John Anglicus, born at Mainz, was Pope for two years, seven months and four days, and died in Rome, after which there was a vacancy in the Papacy of one month. It is claimed that this John was a woman, who as a girl had been led to Athens dressed in the clothes of a man by a certain lover of hers . There she became proficient in a diversity of branches of knowledge, until she had no equal, and afterwards in Rome, she taught the liberal arts and had great masters among her students and audience. A high opinion of her life and learning arose in the city, and she was chosen for Pope. While Pope, however, she became pregnant by her companion. Through ignorance of the exact time when the birth was expected, she was delivered of a child while in procession from St Peter’s to the Lateran, in a lane once named Via Sacra (the sacred way) but now known as the “shunned street” between the Colisseum and St Clement’s church. After her death, it is said she was buried in that same place. The Lord Pope always turns aside from the street and it is believed by many that this is done because of abhorrence of the event.
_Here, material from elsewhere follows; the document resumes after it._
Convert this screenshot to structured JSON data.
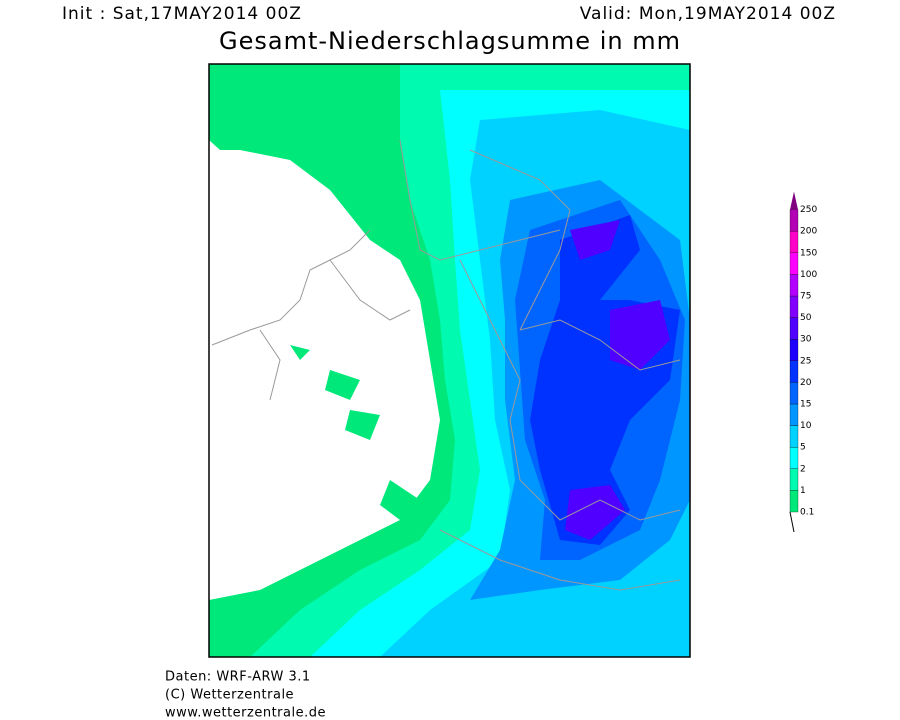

Nor is she placed on the list of the Holy Pontiffs, both because of her female sex and on account of the foulness of the matter. (Martin of Opava, Chronicon Pontificum et Imperatorum)

Such juiciness would not be denied and authors from Vatican librarians to Giovanni Boccaccio wrote about her. Once the Reformation kicked in, the story was used as a convenient symbol of Church corruption and as evidence that the papacy wasn’t really necessary at all since Christendom survived the foulness of her lady parts smeared all over the throne of Peter.

The best title in this anti-Catholic vein was from a book published in England in 1675 by an anonymous author who the preface assures us was a most impeccable insider Vatican source. It’s called A Present for a Papist: Or the Life and Death of Pope Joan, Plainly Proving Out of the Printed Copies, and Manscriptes of Popish Writers and Others, That a Woman called JOAN, Was Really POPE of ROME, and Was There Deliver’d of a Bastard Son in the Open Street as She Went in Solemn Procession.

Johanna Wokalek as Pope JoanAnd now, there’s a movie about her based on the biographical novel by Donna Woolfolk Cross. The Church is less than enthused about it, surprise, surprise, but it’s in the top 10 box office hits in Italy. (Italians love them a good historical Church scandal.) Pope Joan is played by Johanna Wokalek, a German actress I’m not familiar with, but John Goodman plays Pope Sergius and that just rules. Also, the cute guy who was Faramir in Lord of the Rings plays her boyfriend.

IMDB tells me it was released in October 2009, but this is the first I’ve heard of it. I swear I will hunt down the sole dingy art movie house it’s playing in, so help me Joan.